Theoretical framework:
Performance autoethnography (Harris 2016; 2022) builds on embodied research that advances understandings of both creativity and learning as relational, emergent and collaborative (e.g. Amabile, 1995; Lucas, 2001; Vygotsky, 1984). It also challenges binaries including creative/analytic, student/teacher, essential/non-essential education texts. This performance utilises Tami Spry’s (2011) demand that in good performance - like in good education - one must understand the body navigating concepts of self, culture, language, class, race, gender, and physicality. This performance directs attention to new materialist and affective experiences of educational encounter, encourages transdisciplinary and transsectoral resistance to censorship in our schools and our lives, and highlights the value of diverse voices and perspectives made whole through the arts in school and academic educational contexts.
Methods and data:
This paper uses performance autoethnography as an arts based method to focus on recent educational reforms in Australia, where the presenter lives. By bringing this rebuttal to a national prioritisation on Science of Learning approaches into the body, this performance adheres to Spry’s (2011) injunction to bring politics back to the body, the breath, and the senses. I also draw on Nigel Thrift’s articulation of non-representational theory to remind the audience that research that eschews representational truth-claims is legitimate research and can offer higher impact through the somatic and sensory enquiry of felt and lived experiences.
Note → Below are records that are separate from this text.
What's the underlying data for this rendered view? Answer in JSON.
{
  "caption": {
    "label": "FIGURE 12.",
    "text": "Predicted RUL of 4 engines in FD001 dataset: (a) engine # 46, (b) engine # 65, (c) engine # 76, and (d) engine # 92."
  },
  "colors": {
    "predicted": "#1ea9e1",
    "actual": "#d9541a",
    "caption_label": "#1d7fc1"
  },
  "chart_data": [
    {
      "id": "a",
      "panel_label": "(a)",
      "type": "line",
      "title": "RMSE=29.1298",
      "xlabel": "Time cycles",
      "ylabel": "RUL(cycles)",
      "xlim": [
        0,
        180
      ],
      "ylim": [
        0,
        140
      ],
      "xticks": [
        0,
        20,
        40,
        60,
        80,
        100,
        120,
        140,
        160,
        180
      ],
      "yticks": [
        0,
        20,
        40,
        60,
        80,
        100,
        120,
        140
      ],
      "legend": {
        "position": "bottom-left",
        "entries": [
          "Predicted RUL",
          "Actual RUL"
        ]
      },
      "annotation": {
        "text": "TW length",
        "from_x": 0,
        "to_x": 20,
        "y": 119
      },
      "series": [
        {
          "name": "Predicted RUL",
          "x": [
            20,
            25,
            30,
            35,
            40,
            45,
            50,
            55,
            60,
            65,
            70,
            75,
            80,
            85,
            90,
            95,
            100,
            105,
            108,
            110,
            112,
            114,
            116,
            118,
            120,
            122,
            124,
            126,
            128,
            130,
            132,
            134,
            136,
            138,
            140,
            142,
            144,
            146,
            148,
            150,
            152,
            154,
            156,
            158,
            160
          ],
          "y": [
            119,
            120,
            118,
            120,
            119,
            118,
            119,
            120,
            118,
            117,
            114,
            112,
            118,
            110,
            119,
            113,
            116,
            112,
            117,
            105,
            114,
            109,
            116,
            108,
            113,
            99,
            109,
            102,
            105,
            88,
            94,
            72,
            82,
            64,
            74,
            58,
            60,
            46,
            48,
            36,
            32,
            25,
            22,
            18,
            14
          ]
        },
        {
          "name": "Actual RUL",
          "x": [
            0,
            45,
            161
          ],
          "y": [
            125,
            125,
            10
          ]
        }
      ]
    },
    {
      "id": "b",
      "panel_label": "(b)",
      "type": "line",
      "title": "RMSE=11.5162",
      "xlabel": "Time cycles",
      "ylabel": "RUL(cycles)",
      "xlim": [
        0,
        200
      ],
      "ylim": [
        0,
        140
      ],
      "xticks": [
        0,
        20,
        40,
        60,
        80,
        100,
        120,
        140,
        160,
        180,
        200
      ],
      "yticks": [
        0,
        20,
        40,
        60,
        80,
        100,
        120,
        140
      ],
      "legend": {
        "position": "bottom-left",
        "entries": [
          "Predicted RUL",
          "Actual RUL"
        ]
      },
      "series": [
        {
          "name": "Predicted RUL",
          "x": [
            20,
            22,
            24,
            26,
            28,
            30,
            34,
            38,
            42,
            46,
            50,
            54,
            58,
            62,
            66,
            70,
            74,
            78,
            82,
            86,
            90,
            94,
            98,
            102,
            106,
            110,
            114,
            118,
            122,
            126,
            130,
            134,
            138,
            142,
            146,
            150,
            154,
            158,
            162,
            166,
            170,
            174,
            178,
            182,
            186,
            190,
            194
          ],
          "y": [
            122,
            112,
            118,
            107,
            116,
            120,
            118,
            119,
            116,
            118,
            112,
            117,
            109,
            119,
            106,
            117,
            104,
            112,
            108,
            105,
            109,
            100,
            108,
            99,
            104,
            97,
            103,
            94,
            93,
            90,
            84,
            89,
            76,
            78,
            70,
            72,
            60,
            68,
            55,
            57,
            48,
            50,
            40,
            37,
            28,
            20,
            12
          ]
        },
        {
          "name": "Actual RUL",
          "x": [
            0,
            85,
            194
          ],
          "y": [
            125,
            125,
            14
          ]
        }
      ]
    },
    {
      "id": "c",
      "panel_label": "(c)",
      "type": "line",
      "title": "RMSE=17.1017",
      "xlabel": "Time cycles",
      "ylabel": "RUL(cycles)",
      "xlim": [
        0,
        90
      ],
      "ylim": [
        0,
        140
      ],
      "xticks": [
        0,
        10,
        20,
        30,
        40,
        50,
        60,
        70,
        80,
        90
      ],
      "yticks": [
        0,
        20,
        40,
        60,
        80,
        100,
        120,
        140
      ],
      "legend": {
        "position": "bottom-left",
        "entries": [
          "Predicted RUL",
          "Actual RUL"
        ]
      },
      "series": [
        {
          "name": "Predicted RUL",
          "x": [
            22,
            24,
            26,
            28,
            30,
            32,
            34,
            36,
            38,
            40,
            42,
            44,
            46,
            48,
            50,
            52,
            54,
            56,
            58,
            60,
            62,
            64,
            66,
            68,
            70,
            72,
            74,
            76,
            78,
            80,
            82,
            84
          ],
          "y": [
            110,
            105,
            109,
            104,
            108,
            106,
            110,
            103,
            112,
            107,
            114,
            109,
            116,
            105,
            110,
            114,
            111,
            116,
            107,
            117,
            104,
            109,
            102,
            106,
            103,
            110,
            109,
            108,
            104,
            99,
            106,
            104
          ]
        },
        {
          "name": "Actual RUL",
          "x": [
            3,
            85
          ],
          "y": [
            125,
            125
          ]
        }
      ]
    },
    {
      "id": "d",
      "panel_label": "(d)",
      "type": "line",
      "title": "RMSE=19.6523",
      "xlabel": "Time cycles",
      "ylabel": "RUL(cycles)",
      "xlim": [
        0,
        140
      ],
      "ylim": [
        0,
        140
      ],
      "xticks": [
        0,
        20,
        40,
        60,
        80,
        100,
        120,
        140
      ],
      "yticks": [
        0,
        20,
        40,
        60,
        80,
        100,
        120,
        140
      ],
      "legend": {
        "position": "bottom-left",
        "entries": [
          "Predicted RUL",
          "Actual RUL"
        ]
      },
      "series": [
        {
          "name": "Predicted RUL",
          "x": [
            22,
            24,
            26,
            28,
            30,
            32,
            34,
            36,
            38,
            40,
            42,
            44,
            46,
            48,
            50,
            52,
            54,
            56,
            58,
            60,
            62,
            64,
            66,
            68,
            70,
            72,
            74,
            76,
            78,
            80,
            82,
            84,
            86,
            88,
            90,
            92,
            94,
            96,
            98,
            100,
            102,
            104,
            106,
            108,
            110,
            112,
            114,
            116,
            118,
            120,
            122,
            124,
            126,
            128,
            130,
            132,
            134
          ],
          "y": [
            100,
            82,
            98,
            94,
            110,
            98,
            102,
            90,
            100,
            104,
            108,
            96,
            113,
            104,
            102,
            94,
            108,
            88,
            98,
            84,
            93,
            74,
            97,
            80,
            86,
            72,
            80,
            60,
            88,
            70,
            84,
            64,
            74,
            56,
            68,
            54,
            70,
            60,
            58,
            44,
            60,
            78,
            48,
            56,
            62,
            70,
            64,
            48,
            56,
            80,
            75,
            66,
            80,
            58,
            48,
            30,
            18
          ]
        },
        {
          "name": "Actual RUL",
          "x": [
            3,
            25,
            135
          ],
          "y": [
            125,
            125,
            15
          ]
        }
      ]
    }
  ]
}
Lastly, the performance calls on Maggie MacLure’s use of the term ‘glow moments’ in attending to data - moments that animate themselves, that have their own lives, and that seek to be activated rather than gathered or interpreted.
Results and significance:
By resisting contemporary waves of retraction and injustice in education, this presentation reminds us that our bodies and voices are central to that resistance, and that speaking and embodying alternative futures is a powerful tool against oppression. From the new imperative to use Science of Learning approaches in all schools in Australia, and the censorship which may be strongest in Florida today but is moving across the globe, this presentation asserts that just because a phenomenon is currently widespread, doesn’t make it just, or in the words of Amanda Gorman, that “the norms and notions of what ‘just is’, isn’t always justice.” In this presentation, we stress the significance of the human body and speaking truth to power to continue to resist injustice in education, one person at a time.